There was a time when displays did everything by passing around rendering primitives -- lines, rectangles, black and white bitmap pattern tiles. At that time it made a lot of sense to integrate network at the low level because you had to figure out how to send and decode all those drawing primitives over the wire.
Display technology moved on. Displays became rich and complex and colourful, and different applications had very different needs and took on more and more of the rendering task themselves and simply pushed bitmap buffers to the display system. Now the task of the display system was to mediate and manage and request complex bitmap buffers from the various clients.
At this point remote display was a matter of having the client send (potentially compressed) bitmap buffers -- let the clients do their own rendering.

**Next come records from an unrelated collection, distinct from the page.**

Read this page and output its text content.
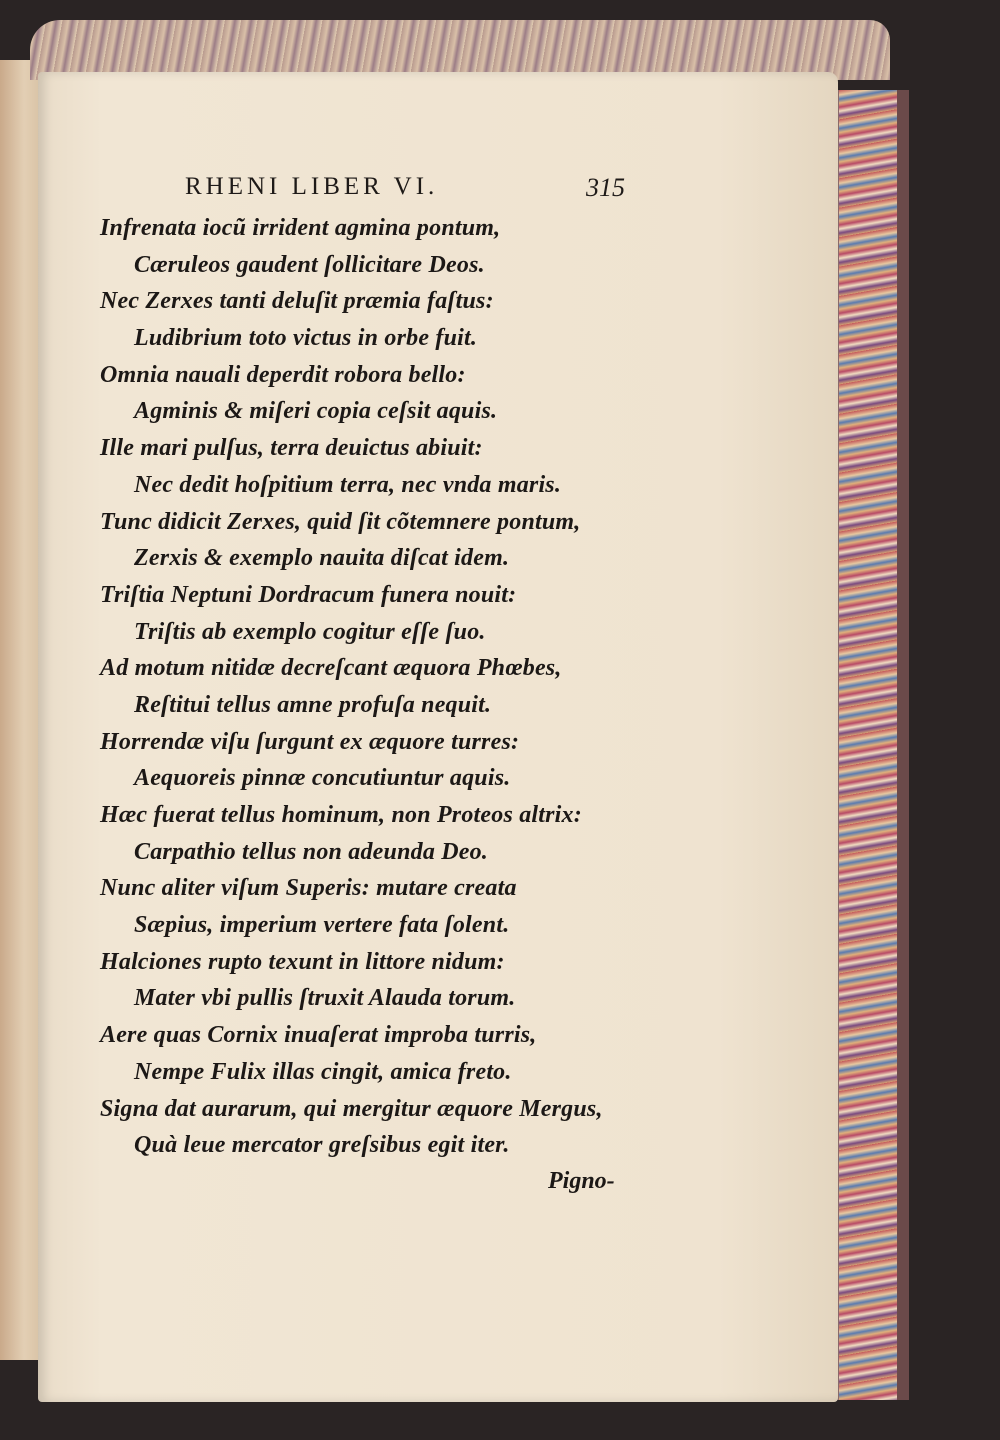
RHENI LIBER VI.	315
Infrenata iocũ irrident agmina pontum,
Cæruleos gaudent ſollicitare Deos.
Nec Zerxes tanti deluſit præmia faſtus:
Ludibrium toto victus in orbe fuit.
Omnia nauali deperdit robora bello:
Agminis & miſeri copia ceſsit aquis.
Ille mari pulſus, terra deuictus abiuit:
Nec dedit hoſpitium terra, nec vnda maris.
Tunc didicit Zerxes, quid ſit cõtemnere pontum,
Zerxis & exemplo nauita diſcat idem.
Triſtia Neptuni Dordracum funera nouit:
Triſtis ab exemplo cogitur eſſe ſuo.
Ad motum nitidæ decreſcant æquora Phœbes,
Reſtitui tellus amne profuſa nequit.
Horrendæ viſu ſurgunt ex æquore turres:
Aequoreis pinnæ concutiuntur aquis.
Hæc fuerat tellus hominum, non Proteos altrix:
Carpathio tellus non adeunda Deo.
Nunc aliter viſum Superis: mutare creata
Sæpius, imperium vertere fata ſolent.
Halciones rupto texunt in littore nidum:
Mater vbi pullis ſtruxit Alauda torum.
Aere quas Cornix inuaſerat improba turris,
Nempe Fulix illas cingit, amica freto.
Signa dat aurarum, qui mergitur æquore Mergus,
Quà leue mercator greſsibus egit iter.
Pigno-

This is how most remote display systems written in the last 15 years do it. Indeed, that is how X does it these days for most applications: the applications do their own rendering via GTK or QT and Cairo and X pushes the pixmaps down the wire.
If all you are doing is throwing around bitmap buffers, and the display software is simply mediating and displaying those, then remote display doesn't need a whole lot of thought at the display level -- all it has to do is mediate and display the bitmaps it gets from clients. Now, providing a remoting system to let remote clients get their bitmap buffers to the display when requested ... well that's still a thing that needs to be done, but it the base display software doesn't have to care too much about how that gets done.
Think of it as teasing out the layers in the software. The base layer is pushing pixels to the screen (no matter where the data for those pixels came from, remote or local). That's one job: pixels on screen. Focus on that and do it well. Another job is getting the data that the base layer is going to display to it, and you can worry about remote/local differences in that layer.